Now you're ready to read in the data and use the plotting functions to visualize the data.

### Let's check 1st file: /kaggle/input/Xenophobia.csv

In [None]:
sample = 10000
# Xenophobia.csv may have more rows in reality, but we are only loading/previewing the first 10000 rows
df1 = pd.read_csv('/kaggle/input/Xenophobia.csv', delimiter=',',nrows=sample,encoding='latin1')
df1.dataframeName = 'Xenophobia.csv'
nRow, nCol = df1.shape
print(f'There are {nRow} rows and {nCol} columns')

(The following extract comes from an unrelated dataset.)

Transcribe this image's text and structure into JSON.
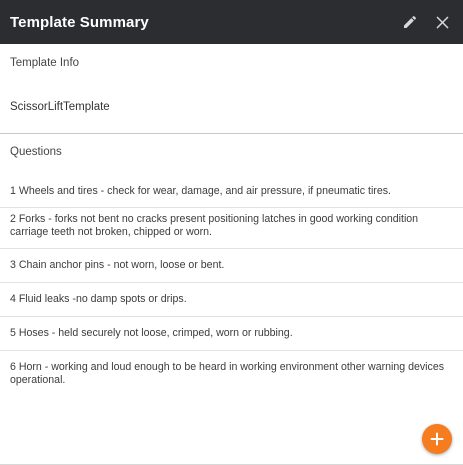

Let's take a quick look at what the data looks like:

In [None]:
df1.head(5)

Distribution graphs (histogram/bar graph) of sampled columns:

In [None]:
plotPerColumnDistribution(df1, 10, 5)

Correlation matrix:

In [None]:
plotCorrelationMatrix(df1, 8)

Scatter and density plots:

In [None]:
plotScatterMatrix(df1, 18, 10)

## Identify Xenophobic Tweets using Key Phrases

In [None]:
#Read whole data
df1 = pd.read_csv('/kaggle/input/Xenophobia.csv', delimiter=',',encoding='latin1')
df1.dataframeName = 'Xenophobia.csv'
nRow, nCol = df1.shape
print(f'There are {nRow} rows and {nCol} columns')

In [None]:
#reference: https://medium.com/sculpt/xenophobic-tweets-78a9b316635
search_terms = ["we need to enforce our borders", "learn to speak english",
                "are terrorists","where are you really from", "are spreading virus",
                "i’m not like other", "illegal alien", "illegal immigrant",
                    "illegal immigration", "send her back", "send them back", "illegal criminal"]

In [None]:
def xenophobic_match(tweet):
    """
    Check that tweet has one of the search queries used.
    """
    for s in search_terms:
        if s in tweet.lower():
            return True
    return False

In [None]:
df1['text']=df1['text'].astype(str)
df1["target"]=df1.apply(lambda x : xenophobic_match(x.text), axis=1)
df1['target'].value_counts()

## Conclusion
Just by using some key phrases that signifies xenophobia, we are able to identify 831 tweets that belongs to xenophobia. There is much potential to identify these tweets with proper phrasing. Once tweets are categorized, this data can further be anaylyzed based on location.